The Coalition for Pandemic Preparedness played a key part in speeding development of COVID-19 vaccines. It now needs support over the next five years to end the pandemic and be ready for future infectious disease outbreaks
The Global Pandemic Preparedness Summit taking place from 7 – 9 March brings together world leaders to commit support for the second five-year plan of the Coalition for Epidemic Preparedness Innovations (CEPI).
This plan aims to spearhead efforts to end the COVID-19 pandemic, revamp global preparedness and response capabilities, and build a stronger and more sustainable ecosystem for research and innovation (R&I). The stakes could not be higher, nor could the risk of complacency caused by the false feeling that COVID-19 is over and that it will be the last pandemic.
Following its formation in 2017 in response to the 2014 - 2015 Ebola outbreak in West Africa, CEPI has made significant progress in filling the threatening gap of investment in vaccine development.
CEPI’s 2017 – 2022 $1 billion programme set out to develop vaccines against emerging infectious diseases such as Middle East respiratory syndrome coronavirus (MERS-Cov), and Lassa and Nipah fever, advancing them to the end of phase II clinical development, so they could be on the shelf and ready for phase III trials when an outbreak occurred.
Through its support for early stage research, CEPI makes possible the much faster development and manufacturing of vaccines against emerging infectious diseases. It is also committed to enabling global equitable access to the countermeasures and tools it funds, and to supporting countries to strengthen their epidemic preparedness capabilities.
Its approach to supporting the development of technology platforms that could form the basis of vaccines against different disease meant CEPI was fast out of the blocks at the start of the pandemic. Of the five COVID-19 vaccines approved by the European Medicines Agency, CEPI provided support for three, and it continues to back many other vaccine candidates against potential epidemics. As one example, CEPI was an early backer of the research at Oxford University that led onto the development of the AstraZeneca COVID-19 vaccine.
The early stage research backed by CEPI was critical to the speed at which the world was able to react to the pandemic. But research cannot begin at the outset of a pandemic and be forgotten about when it is declared over.

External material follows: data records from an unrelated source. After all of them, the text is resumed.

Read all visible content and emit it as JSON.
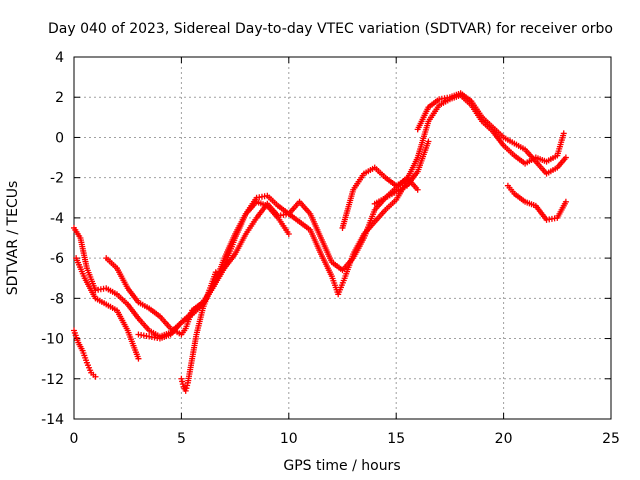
{
  "chart_data": {
    "type": "scatter",
    "title": "Day 040 of 2023, Sidereal Day-to-day VTEC variation (SDTVAR) for receiver orbo",
    "xlabel": "GPS time / hours",
    "ylabel": "SDTVAR / TECUs",
    "xlim": [
      0,
      25
    ],
    "ylim": [
      -14,
      4
    ],
    "xticks": [
      0,
      5,
      10,
      15,
      20,
      25
    ],
    "yticks": [
      -14,
      -12,
      -10,
      -8,
      -6,
      -4,
      -2,
      0,
      2,
      4
    ],
    "grid": true,
    "marker": "+",
    "color": "#ff0000",
    "series": [
      {
        "name": "s1",
        "x": [
          0.0,
          0.3,
          0.6,
          1.0,
          1.5,
          2.0,
          2.5,
          3.0,
          3.5,
          4.0,
          4.5,
          5.0,
          5.5,
          6.0,
          6.5,
          7.0,
          7.5,
          8.0,
          8.5,
          9.0,
          9.5,
          10.0
        ],
        "y": [
          -4.5,
          -5.0,
          -6.5,
          -7.6,
          -7.5,
          -7.8,
          -8.3,
          -9.0,
          -9.6,
          -9.9,
          -9.7,
          -9.2,
          -8.7,
          -8.2,
          -7.4,
          -6.0,
          -4.8,
          -3.8,
          -3.2,
          -3.4,
          -4.0,
          -4.8
        ]
      },
      {
        "name": "s2",
        "x": [
          0.0,
          0.2,
          0.4,
          0.6,
          0.8,
          1.0
        ],
        "y": [
          -9.6,
          -10.2,
          -10.6,
          -11.2,
          -11.7,
          -11.9
        ]
      },
      {
        "name": "s3",
        "x": [
          0.1,
          0.5,
          1.0,
          1.5,
          2.0,
          2.5,
          3.0
        ],
        "y": [
          -6.0,
          -7.0,
          -8.0,
          -8.3,
          -8.6,
          -9.6,
          -11.0
        ]
      },
      {
        "name": "s4",
        "x": [
          1.5,
          2.0,
          2.5,
          3.0,
          3.5,
          4.0,
          4.5,
          5.0,
          5.2,
          5.5,
          6.0,
          6.5,
          7.0,
          7.5,
          8.0,
          8.5,
          9.0,
          9.5,
          10.0,
          10.5,
          11.0,
          11.5,
          12.0,
          12.5,
          13.0,
          13.5,
          14.0,
          14.5,
          15.0,
          15.5,
          16.0
        ],
        "y": [
          -6.0,
          -6.5,
          -7.5,
          -8.2,
          -8.5,
          -8.9,
          -9.5,
          -9.8,
          -9.5,
          -8.6,
          -8.2,
          -7.4,
          -6.4,
          -5.0,
          -3.8,
          -3.0,
          -2.9,
          -3.4,
          -3.8,
          -3.2,
          -3.8,
          -5.0,
          -6.2,
          -6.6,
          -6.0,
          -5.0,
          -3.6,
          -3.0,
          -2.5,
          -2.0,
          -2.6
        ]
      },
      {
        "name": "s5",
        "x": [
          3.0,
          3.5,
          4.0,
          4.5,
          5.0,
          5.5,
          6.0,
          6.5,
          7.0,
          7.5,
          8.0,
          8.5,
          9.0,
          9.5,
          10.0,
          10.5,
          11.0,
          11.5,
          12.0,
          12.3,
          12.6,
          13.0,
          13.5,
          14.0,
          14.5,
          15.0,
          15.5
        ],
        "y": [
          -9.8,
          -9.9,
          -10.0,
          -9.8,
          -9.2,
          -8.8,
          -8.3,
          -7.4,
          -6.5,
          -5.8,
          -4.8,
          -4.0,
          -3.3,
          -3.9,
          -3.8,
          -4.2,
          -4.6,
          -5.8,
          -6.9,
          -7.8,
          -7.0,
          -5.8,
          -4.8,
          -4.2,
          -3.6,
          -3.1,
          -2.2
        ]
      },
      {
        "name": "s6",
        "x": [
          5.0,
          5.1,
          5.2,
          5.3,
          5.5,
          5.7,
          6.0,
          6.3,
          6.6
        ],
        "y": [
          -12.0,
          -12.4,
          -12.6,
          -12.2,
          -11.0,
          -9.8,
          -8.5,
          -7.6,
          -6.7
        ]
      },
      {
        "name": "s7",
        "x": [
          12.5,
          13.0,
          13.5,
          14.0,
          14.5,
          15.0,
          15.5,
          16.0,
          16.5,
          17.0,
          17.5,
          18.0,
          18.5,
          19.0,
          19.5,
          20.0,
          20.5,
          21.0,
          21.5,
          22.0,
          22.5,
          22.8
        ],
        "y": [
          -4.5,
          -2.6,
          -1.8,
          -1.5,
          -2.0,
          -2.4,
          -2.1,
          -1.0,
          0.8,
          1.6,
          1.9,
          2.1,
          1.6,
          0.8,
          0.3,
          -0.4,
          -0.9,
          -1.3,
          -1.0,
          -1.2,
          -0.9,
          0.2
        ]
      },
      {
        "name": "s8",
        "x": [
          16.0,
          16.5,
          17.0,
          17.5,
          18.0,
          18.5,
          19.0,
          19.5,
          20.0,
          20.5,
          21.0,
          21.5,
          22.0,
          22.5,
          22.9
        ],
        "y": [
          0.4,
          1.5,
          1.9,
          2.0,
          2.2,
          1.8,
          1.0,
          0.5,
          0.0,
          -0.3,
          -0.6,
          -1.2,
          -1.8,
          -1.5,
          -1.0
        ]
      },
      {
        "name": "s9",
        "x": [
          20.2,
          20.5,
          21.0,
          21.5,
          22.0,
          22.5,
          22.9
        ],
        "y": [
          -2.4,
          -2.8,
          -3.2,
          -3.4,
          -4.1,
          -4.0,
          -3.2
        ]
      },
      {
        "name": "s10",
        "x": [
          14.0,
          14.5,
          15.0,
          15.5,
          16.0,
          16.5
        ],
        "y": [
          -3.3,
          -3.0,
          -2.7,
          -2.4,
          -1.7,
          -0.2
        ]
      }
    ]
  }
}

At the same time, we are neglecting the “silent epidemics” of HIV, tuberculosis, malaria and antimicrobial resistance (AMR).
We also failed to continue key areas of research between Ebola outbreaks, which meant the development of essential tools was delayed and they were not on hand when the next outbreak happened in 2019 in the Democratic Republic of Congo. We failed to learn lessons then - we simply cannot afford to fail again.
Global action
While the EU has shown leadership, solidarity, and commitment in the global response to COVID-19, global collaboration on health R&I fell short, due to silo approaches and fragmentation. The creation of the European Health Emergency Preparedness and Response Authority (HERA) is a step in the right direction, but will be to no avail if it is not accompanied by global action to support countries to revamp and nurture their own preparedness capacities as well, and in particular those countries with fragile health systems.

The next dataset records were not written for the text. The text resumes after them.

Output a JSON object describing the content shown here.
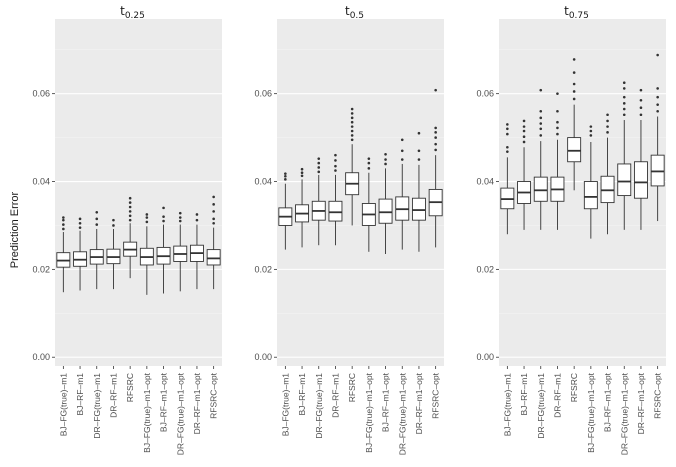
{
  "chart_data": {
    "type": "boxplot",
    "ylabel": "Prediction Error",
    "ylim": [
      -0.002,
      0.077
    ],
    "yticks": [
      0.0,
      0.02,
      0.04,
      0.06
    ],
    "ytick_labels": [
      "0.00",
      "0.02",
      "0.04",
      "0.06"
    ],
    "categories": [
      "BJ–FG(true)–m1",
      "BJ–RF–m1",
      "DR–FG(true)–m1",
      "DR–RF–m1",
      "RFSRC",
      "BJ–FG(true)–m1–opt",
      "BJ–RF–m1–opt",
      "DR–FG(true)–m1–opt",
      "DR–RF–m1–opt",
      "RFSRC–opt"
    ],
    "facets": [
      {
        "title_main": "t",
        "title_sub": "0.25",
        "boxes": [
          {
            "min": 0.0148,
            "q1": 0.0205,
            "median": 0.022,
            "q3": 0.0238,
            "max": 0.0285,
            "outliers": [
              0.0292,
              0.0302,
              0.0312,
              0.0318
            ]
          },
          {
            "min": 0.0152,
            "q1": 0.0207,
            "median": 0.0222,
            "q3": 0.024,
            "max": 0.0288,
            "outliers": [
              0.0295,
              0.0305,
              0.0315
            ]
          },
          {
            "min": 0.0155,
            "q1": 0.0212,
            "median": 0.0228,
            "q3": 0.0245,
            "max": 0.0292,
            "outliers": [
              0.0302,
              0.0315,
              0.033
            ]
          },
          {
            "min": 0.0155,
            "q1": 0.0213,
            "median": 0.0228,
            "q3": 0.0246,
            "max": 0.0292,
            "outliers": [
              0.03,
              0.0312
            ]
          },
          {
            "min": 0.018,
            "q1": 0.023,
            "median": 0.0245,
            "q3": 0.0262,
            "max": 0.0305,
            "outliers": [
              0.0312,
              0.0322,
              0.0332,
              0.0342,
              0.0352,
              0.0362
            ]
          },
          {
            "min": 0.0142,
            "q1": 0.021,
            "median": 0.0228,
            "q3": 0.0248,
            "max": 0.0298,
            "outliers": [
              0.0308,
              0.0318,
              0.0325
            ]
          },
          {
            "min": 0.0145,
            "q1": 0.0212,
            "median": 0.023,
            "q3": 0.025,
            "max": 0.0302,
            "outliers": [
              0.031,
              0.032,
              0.034
            ]
          },
          {
            "min": 0.015,
            "q1": 0.0218,
            "median": 0.0235,
            "q3": 0.0253,
            "max": 0.0302,
            "outliers": [
              0.031,
              0.0318,
              0.0328
            ]
          },
          {
            "min": 0.0155,
            "q1": 0.0218,
            "median": 0.0237,
            "q3": 0.0255,
            "max": 0.0302,
            "outliers": [
              0.0312,
              0.0325
            ]
          },
          {
            "min": 0.0155,
            "q1": 0.021,
            "median": 0.0225,
            "q3": 0.0245,
            "max": 0.0295,
            "outliers": [
              0.0305,
              0.0315,
              0.0332,
              0.0348,
              0.0365
            ]
          }
        ]
      },
      {
        "title_main": "t",
        "title_sub": "0.5",
        "boxes": [
          {
            "min": 0.0245,
            "q1": 0.03,
            "median": 0.032,
            "q3": 0.034,
            "max": 0.0395,
            "outliers": [
              0.0405,
              0.0412,
              0.0418
            ]
          },
          {
            "min": 0.025,
            "q1": 0.0308,
            "median": 0.0327,
            "q3": 0.0347,
            "max": 0.0405,
            "outliers": [
              0.0413,
              0.042,
              0.0428
            ]
          },
          {
            "min": 0.0255,
            "q1": 0.0312,
            "median": 0.0333,
            "q3": 0.0355,
            "max": 0.0415,
            "outliers": [
              0.0422,
              0.0432,
              0.0442,
              0.0452
            ]
          },
          {
            "min": 0.0255,
            "q1": 0.031,
            "median": 0.033,
            "q3": 0.0355,
            "max": 0.0415,
            "outliers": [
              0.0425,
              0.0435,
              0.0448,
              0.046
            ]
          },
          {
            "min": 0.03,
            "q1": 0.037,
            "median": 0.0395,
            "q3": 0.042,
            "max": 0.0485,
            "outliers": [
              0.0495,
              0.0505,
              0.0515,
              0.0525,
              0.0535,
              0.0545,
              0.0555,
              0.0565
            ]
          },
          {
            "min": 0.024,
            "q1": 0.03,
            "median": 0.0325,
            "q3": 0.035,
            "max": 0.042,
            "outliers": [
              0.043,
              0.0442,
              0.0452
            ]
          },
          {
            "min": 0.0235,
            "q1": 0.0305,
            "median": 0.033,
            "q3": 0.036,
            "max": 0.043,
            "outliers": [
              0.044,
              0.045,
              0.0462
            ]
          },
          {
            "min": 0.0245,
            "q1": 0.0312,
            "median": 0.0337,
            "q3": 0.0365,
            "max": 0.044,
            "outliers": [
              0.045,
              0.047,
              0.0495
            ]
          },
          {
            "min": 0.024,
            "q1": 0.0312,
            "median": 0.0335,
            "q3": 0.0362,
            "max": 0.0438,
            "outliers": [
              0.045,
              0.047,
              0.051
            ]
          },
          {
            "min": 0.025,
            "q1": 0.0322,
            "median": 0.0353,
            "q3": 0.0382,
            "max": 0.046,
            "outliers": [
              0.0472,
              0.0485,
              0.05,
              0.0512,
              0.0522,
              0.0608
            ]
          }
        ]
      },
      {
        "title_main": "t",
        "title_sub": "0.75",
        "boxes": [
          {
            "min": 0.028,
            "q1": 0.0338,
            "median": 0.036,
            "q3": 0.0385,
            "max": 0.0455,
            "outliers": [
              0.0468,
              0.0478,
              0.0508,
              0.052,
              0.053
            ]
          },
          {
            "min": 0.029,
            "q1": 0.035,
            "median": 0.0375,
            "q3": 0.04,
            "max": 0.0478,
            "outliers": [
              0.049,
              0.0502,
              0.0515,
              0.0525,
              0.0538
            ]
          },
          {
            "min": 0.029,
            "q1": 0.0355,
            "median": 0.038,
            "q3": 0.041,
            "max": 0.0492,
            "outliers": [
              0.0505,
              0.052,
              0.0532,
              0.0545,
              0.056,
              0.0608
            ]
          },
          {
            "min": 0.029,
            "q1": 0.0355,
            "median": 0.0382,
            "q3": 0.041,
            "max": 0.0495,
            "outliers": [
              0.0508,
              0.0522,
              0.0535,
              0.056,
              0.06
            ]
          },
          {
            "min": 0.038,
            "q1": 0.0445,
            "median": 0.047,
            "q3": 0.05,
            "max": 0.0575,
            "outliers": [
              0.0588,
              0.0605,
              0.0622,
              0.0648,
              0.0678
            ]
          },
          {
            "min": 0.027,
            "q1": 0.0338,
            "median": 0.0365,
            "q3": 0.04,
            "max": 0.049,
            "outliers": [
              0.0505,
              0.0515,
              0.0525
            ]
          },
          {
            "min": 0.028,
            "q1": 0.0352,
            "median": 0.038,
            "q3": 0.0412,
            "max": 0.05,
            "outliers": [
              0.0512,
              0.0525,
              0.0538,
              0.0552
            ]
          },
          {
            "min": 0.029,
            "q1": 0.0368,
            "median": 0.04,
            "q3": 0.044,
            "max": 0.054,
            "outliers": [
              0.0552,
              0.0565,
              0.0578,
              0.0592,
              0.0612,
              0.0625
            ]
          },
          {
            "min": 0.029,
            "q1": 0.0362,
            "median": 0.0398,
            "q3": 0.0445,
            "max": 0.054,
            "outliers": [
              0.0552,
              0.0568,
              0.0585,
              0.0608
            ]
          },
          {
            "min": 0.031,
            "q1": 0.039,
            "median": 0.0423,
            "q3": 0.046,
            "max": 0.0548,
            "outliers": [
              0.056,
              0.0575,
              0.0592,
              0.0612,
              0.0688
            ]
          }
        ]
      }
    ],
    "colors": {
      "panel_bg": "#ebebeb",
      "grid_major": "#ffffff",
      "grid_minor": "#f4f4f4",
      "box_fill": "#ffffff",
      "box_stroke": "#333333",
      "outlier": "#333333"
    }
  }
}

The commitment European Commissioner Stella Kyriakides made a few weeks ago to forge complementarities and synergies between HERA and CEPI is important. But the devil will be in the details.
CEPI and HERA must work together to build a critical mass for vaccine development, create a more enabling framework for R&I against pandemics, and secure global equitable access to life-saving technologies.

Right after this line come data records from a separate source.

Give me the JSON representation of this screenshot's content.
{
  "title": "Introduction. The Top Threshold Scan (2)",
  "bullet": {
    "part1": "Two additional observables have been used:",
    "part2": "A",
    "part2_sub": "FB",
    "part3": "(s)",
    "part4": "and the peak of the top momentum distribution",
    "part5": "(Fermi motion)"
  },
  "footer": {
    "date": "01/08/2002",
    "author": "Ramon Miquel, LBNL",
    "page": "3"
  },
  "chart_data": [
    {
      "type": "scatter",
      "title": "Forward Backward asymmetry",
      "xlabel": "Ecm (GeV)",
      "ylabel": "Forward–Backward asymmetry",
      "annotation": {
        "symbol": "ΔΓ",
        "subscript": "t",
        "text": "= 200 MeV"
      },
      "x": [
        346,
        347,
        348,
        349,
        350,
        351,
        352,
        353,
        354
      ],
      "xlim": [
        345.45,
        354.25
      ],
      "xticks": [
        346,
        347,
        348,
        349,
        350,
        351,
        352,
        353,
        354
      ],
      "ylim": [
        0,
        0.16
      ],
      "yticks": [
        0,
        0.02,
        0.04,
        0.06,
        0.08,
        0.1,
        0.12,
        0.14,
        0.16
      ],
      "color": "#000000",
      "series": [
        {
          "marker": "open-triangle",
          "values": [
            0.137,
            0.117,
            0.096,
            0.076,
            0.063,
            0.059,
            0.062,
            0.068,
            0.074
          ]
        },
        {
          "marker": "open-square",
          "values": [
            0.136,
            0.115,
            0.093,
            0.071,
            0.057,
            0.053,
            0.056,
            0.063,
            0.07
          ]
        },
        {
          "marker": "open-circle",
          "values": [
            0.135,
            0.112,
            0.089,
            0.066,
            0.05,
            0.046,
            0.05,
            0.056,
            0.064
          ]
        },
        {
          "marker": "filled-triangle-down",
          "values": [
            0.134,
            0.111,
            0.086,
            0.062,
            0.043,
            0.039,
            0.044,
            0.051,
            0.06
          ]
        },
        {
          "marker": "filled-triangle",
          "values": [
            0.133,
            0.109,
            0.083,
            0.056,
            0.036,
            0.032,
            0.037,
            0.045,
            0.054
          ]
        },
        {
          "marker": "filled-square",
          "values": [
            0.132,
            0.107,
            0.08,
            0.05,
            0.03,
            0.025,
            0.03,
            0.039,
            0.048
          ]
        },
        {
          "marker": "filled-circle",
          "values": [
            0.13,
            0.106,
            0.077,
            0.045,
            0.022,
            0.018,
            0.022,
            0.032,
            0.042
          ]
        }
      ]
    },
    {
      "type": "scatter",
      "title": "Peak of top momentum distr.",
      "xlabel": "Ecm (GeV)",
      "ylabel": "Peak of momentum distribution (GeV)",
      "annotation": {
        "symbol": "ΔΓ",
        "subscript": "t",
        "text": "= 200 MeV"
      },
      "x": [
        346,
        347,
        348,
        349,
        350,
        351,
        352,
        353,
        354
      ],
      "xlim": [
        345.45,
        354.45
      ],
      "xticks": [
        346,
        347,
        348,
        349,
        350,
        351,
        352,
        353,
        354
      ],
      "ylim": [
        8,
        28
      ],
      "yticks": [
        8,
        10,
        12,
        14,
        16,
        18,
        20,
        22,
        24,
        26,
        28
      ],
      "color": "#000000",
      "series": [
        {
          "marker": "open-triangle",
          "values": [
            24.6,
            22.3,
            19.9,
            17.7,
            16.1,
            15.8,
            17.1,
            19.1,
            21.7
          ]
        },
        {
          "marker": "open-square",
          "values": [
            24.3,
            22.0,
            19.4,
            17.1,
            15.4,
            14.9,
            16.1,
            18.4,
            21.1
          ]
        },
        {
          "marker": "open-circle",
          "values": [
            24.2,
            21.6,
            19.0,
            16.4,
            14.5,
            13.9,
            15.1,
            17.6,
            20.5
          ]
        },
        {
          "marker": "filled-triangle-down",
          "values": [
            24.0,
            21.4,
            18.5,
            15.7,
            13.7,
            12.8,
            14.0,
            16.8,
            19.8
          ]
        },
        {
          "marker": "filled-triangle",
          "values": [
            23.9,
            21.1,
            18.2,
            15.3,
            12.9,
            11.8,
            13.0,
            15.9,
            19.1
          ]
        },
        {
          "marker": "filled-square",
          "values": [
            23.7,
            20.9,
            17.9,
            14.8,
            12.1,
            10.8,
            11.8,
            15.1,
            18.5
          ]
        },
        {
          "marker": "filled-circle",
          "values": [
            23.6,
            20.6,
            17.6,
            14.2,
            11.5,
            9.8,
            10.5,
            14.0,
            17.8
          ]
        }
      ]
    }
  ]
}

Such cooperation is crucial, because as COVID-19 has so potently demonstrated, no one country or organisation can hope to defeat a pandemic alone.
Deepening the coherence between HERA and other EU health R&I initiatives, such as the Innovative Health Initiative and the EU–Africa Health Partnership EDCTP3, is also needed to strengthen pandemic preparedness.
The Parliament will ensure that EU resources are used effectively and that CEPI, HERA, and other such initiatives work together to maximise the impacts of EU investments.
Strengthening collaboration on vaccine R&I and manufacturing capacities in Africa remains a top priority. Yet we are still far from reaching a sustainable solution to ensuring access to vaccines in Africa, for COVID-19 or other diseases.
In our endeavours to protect against the next pandemic, we must also contribute to ending the extensive epidemics of malaria, tuberculosis and HIV, tackling neglected tropical diseases, which pose a particularly heavy burden on Africa, and addressing the growing threat of AMR.
As we look to strengthen our pandemic preparedness capabilities, we must learn from the COVID-19 crisis and break the current cycle of neglect followed panic, by building a robust system of pandemic preparedness and response.
I urge the EU to make an ambitious pledge to CEPI: a truly global, collaborative effort to develop equitable tools and technologies against epidemics, and to step up investments in poverty-related disease R&I.
Let us work on the challenges of today and prepare for those of tomorrow, because it is not a question of if, but when the next pandemic will strike.
Tiemo Wölken is a German MEP who is the S&D Coordinator in the Committee on Environment, Public Health and Food Safety and a Member of the Committee on legal affairs.